Dalam Suluk Wujil juga disebutkan bahwa murid-muridnya menyebut Sunan Bonang sebagai Ratu Wahdat. Istilah ‘wahdat’ merujuk pada konsep sufi tentang martabat (tingkatan) pertama dari tajalli Tuhan atau pemanifestasian ilmu Tuhan atau perbendaharaan tersembunyi-Nya (kanz makhfiy) secara bertahap dari ciptaan paling esensial dan bersifat ruhani sampai ciptaan yang bersifat jasmani. Martabat wahdat ialah martabat keesaan Tuhan, yaitu ketika Tuhan menampakkan keesaan-Nya di antara ciptaan-ciptaan-Nya yang banyak dan aneka ragam. Pada peringkat ini Allah menciptakan esensi segala sesuatu (a’yan tsabitah) atau hakikat segala sesuatu (haqiqat al-ashya). Esensi segala sesuatu juga disebut ‘bayangan pengetahuan Tuhan’ (suwar al-ilmiyah) atau hakikat Muhammad yang berkilau-kilauan (nur muhammad). Ibn `Arabi menyebut gerak penciptaaan ini sebagai gerakan Cinta dari Tuhan, berdasar hadis qudsi yang berbunyi, “Aku adalah perbendaharaan tersembunyi, Aku cinta (ahbabtu) untuk dikenal, maka aku mencipta hingga Aku dikenal” (Abdul Hadi W. M. 2002:55-60). Maka sebutan Ratu Wahdat dalam suluk ini dapat diartikan sebagai orang yang mencapai martabat tinggi di jalan Cinta, yaitu memperoleh makrifat dan telah menikmati lezatnya persatuan ruhani dengan Yang Haqq.
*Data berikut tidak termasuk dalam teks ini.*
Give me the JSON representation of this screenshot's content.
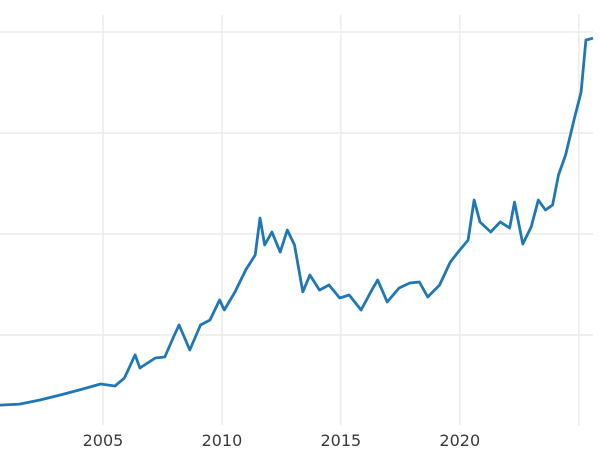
{
  "chart_data": {
    "type": "line",
    "title": "",
    "xlabel": "",
    "ylabel": "",
    "xlim": [
      2000.67,
      2025.6
    ],
    "ylim": [
      245,
      3300
    ],
    "grid": true,
    "x_gridlines": [
      2005,
      2010,
      2015,
      2020,
      2025
    ],
    "y_gridlines": [
      800,
      1600,
      2400,
      3200
    ],
    "x_tick_labels": [
      "2005",
      "2010",
      "2015",
      "2020"
    ],
    "line_color": "#1f77b4",
    "grid_color": "#ebebeb",
    "series": [
      {
        "x": [
          2000.67,
          2001.5,
          2002.35,
          2003.2,
          2004.0,
          2004.9,
          2005.5,
          2005.9,
          2006.35,
          2006.55,
          2007.2,
          2007.6,
          2008.0,
          2008.2,
          2008.65,
          2009.1,
          2009.5,
          2009.9,
          2010.1,
          2010.55,
          2011.0,
          2011.4,
          2011.6,
          2011.8,
          2012.1,
          2012.45,
          2012.75,
          2013.05,
          2013.4,
          2013.7,
          2014.1,
          2014.5,
          2014.95,
          2015.35,
          2015.85,
          2016.3,
          2016.55,
          2016.95,
          2017.45,
          2017.9,
          2018.3,
          2018.65,
          2019.15,
          2019.6,
          2020.0,
          2020.35,
          2020.6,
          2020.85,
          2021.3,
          2021.7,
          2022.1,
          2022.3,
          2022.65,
          2023.0,
          2023.3,
          2023.6,
          2023.9,
          2024.15,
          2024.45,
          2024.8,
          2025.1,
          2025.3,
          2025.6
        ],
        "y": [
          245,
          253,
          285,
          325,
          364,
          412,
          396,
          459,
          642,
          539,
          618,
          626,
          800,
          879,
          681,
          879,
          919,
          1077,
          998,
          1141,
          1315,
          1434,
          1727,
          1513,
          1616,
          1457,
          1632,
          1513,
          1141,
          1275,
          1156,
          1196,
          1093,
          1117,
          998,
          1156,
          1236,
          1061,
          1172,
          1212,
          1220,
          1101,
          1196,
          1378,
          1473,
          1552,
          1869,
          1695,
          1616,
          1695,
          1648,
          1853,
          1521,
          1656,
          1869,
          1790,
          1830,
          2067,
          2226,
          2503,
          2725,
          3136,
          3152
        ]
      }
    ]
  }
}
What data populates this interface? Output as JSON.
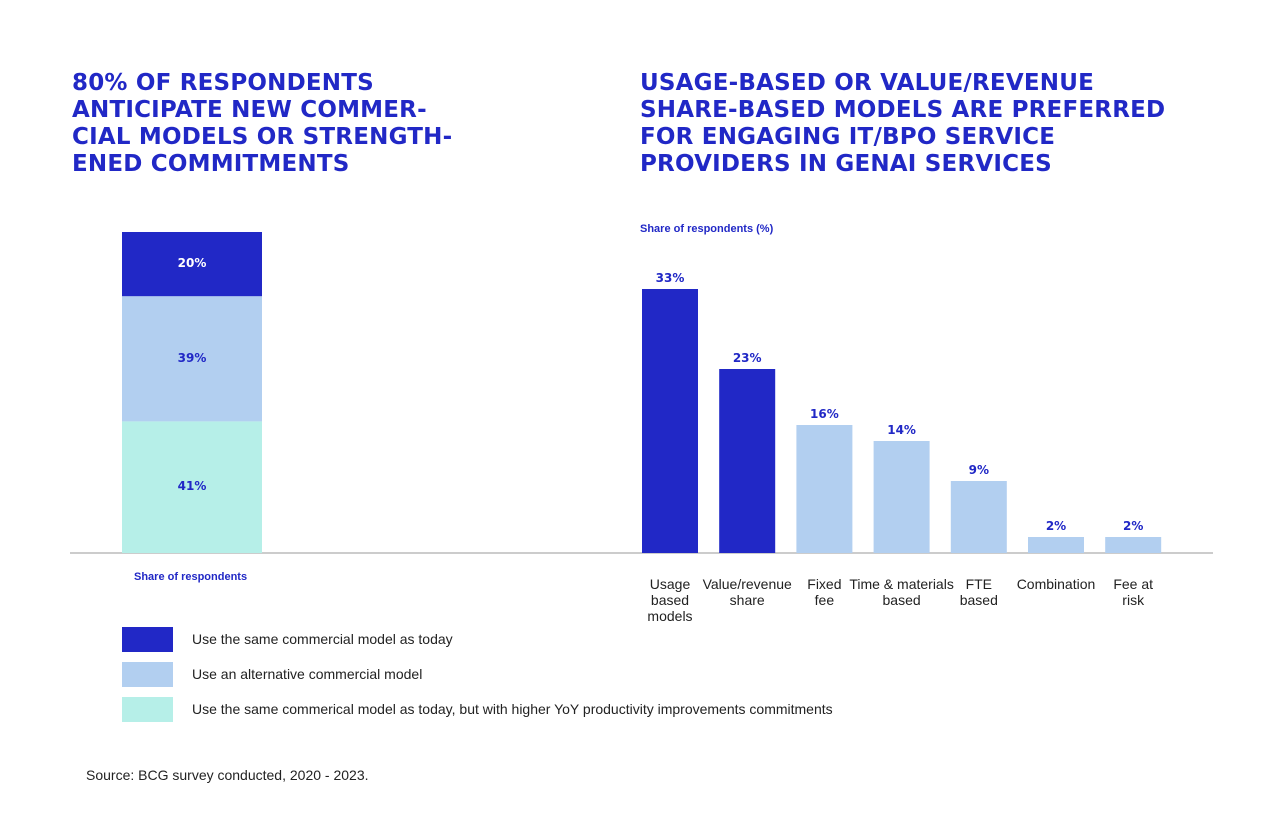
{
  "chart_data": [
    {
      "type": "stacked_bar",
      "title": "80% OF RESPONDENTS\nANTICIPATE NEW COMMER-\nCIAL MODELS OR STRENGTH-\nENED COMMITMENTS",
      "categories": [
        "Share of respondents"
      ],
      "series": [
        {
          "name": "Use the same commercial model as today",
          "color": "#2128c6",
          "values": [
            20
          ],
          "value_labels": [
            "20%"
          ]
        },
        {
          "name": "Use an alternative commercial model",
          "color": "#b2cff0",
          "values": [
            39
          ],
          "value_labels": [
            "39%"
          ]
        },
        {
          "name": "Use the same commerical model as today, but with higher YoY productivity improvements commitments",
          "color": "#b6efe8",
          "values": [
            41
          ],
          "value_labels": [
            "41%"
          ]
        }
      ],
      "ylim": [
        0,
        100
      ]
    },
    {
      "type": "bar",
      "title": "USAGE-BASED OR VALUE/REVENUE\nSHARE-BASED MODELS ARE PREFERRED\nFOR ENGAGING IT/BPO SERVICE\nPROVIDERS IN GENAI SERVICES",
      "y_label": "Share of respondents (%)",
      "categories": [
        "Usage\nbased\nmodels",
        "Value/revenue\nshare",
        "Fixed\nfee",
        "Time & materials\nbased",
        "FTE\nbased",
        "Combination",
        "Fee at\nrisk"
      ],
      "values": [
        33,
        23,
        16,
        14,
        9,
        2,
        2
      ],
      "value_labels": [
        "33%",
        "23%",
        "16%",
        "14%",
        "9%",
        "2%",
        "2%"
      ],
      "colors": [
        "#2128c6",
        "#2128c6",
        "#b2cff0",
        "#b2cff0",
        "#b2cff0",
        "#b2cff0",
        "#b2cff0"
      ],
      "ylim": [
        0,
        40
      ]
    }
  ],
  "source": "Source: BCG survey conducted, 2020 - 2023."
}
Pengetahuan Diri, Cermin dan Ka’bah
Secara keseluruhan bait-bait dalam Suluk Wujil adalah serangkaian jawaban Sunan Bonang terhadap pertanyaan-pertanyaan Wujil tentang akal yang disebut Ada dan Tiada, mana ujung utara dan selatan, apa hakikat kesatuan huruf dan lain-lain. Secara berurutan jawaban yang diberikan Sunan Bonang berkenaan dengan soal: (1) Pengetahuan diri, meliputi pentingnya pengetahuan ini dan hubungannya dengan hakikat salat atau memuja Tuhan. Simbol burung dan cermin digunakan untuk menerangkan masalah ini; (2) Hakikat diam dan bicara; (3) Kemauan murni sebagai sumber kebahagiaan ruhani; (4) Hubungan antara pikiran dan perbuatan manusia dengan kejadian di dunia; (5) Falsafah Nafi Isbat serta kaitannya dengan makna simbolik pertunjukan wayang, khususnya lakon perang besar antara Kurawa dan Pandawa dari epik Mahabharata; (6) Gambaran tentang Mekkah Metafisisik yang merupakan pusat jagat raya, bukan hanya di alam kabir (macrocosmos) tetapi juga di alam saghir (microcosmos), yaitu dalam diri manusia yang terdalam; (7) Perbedaan jalan asketisme atau zuhud dalam agama Hindu dan Islam.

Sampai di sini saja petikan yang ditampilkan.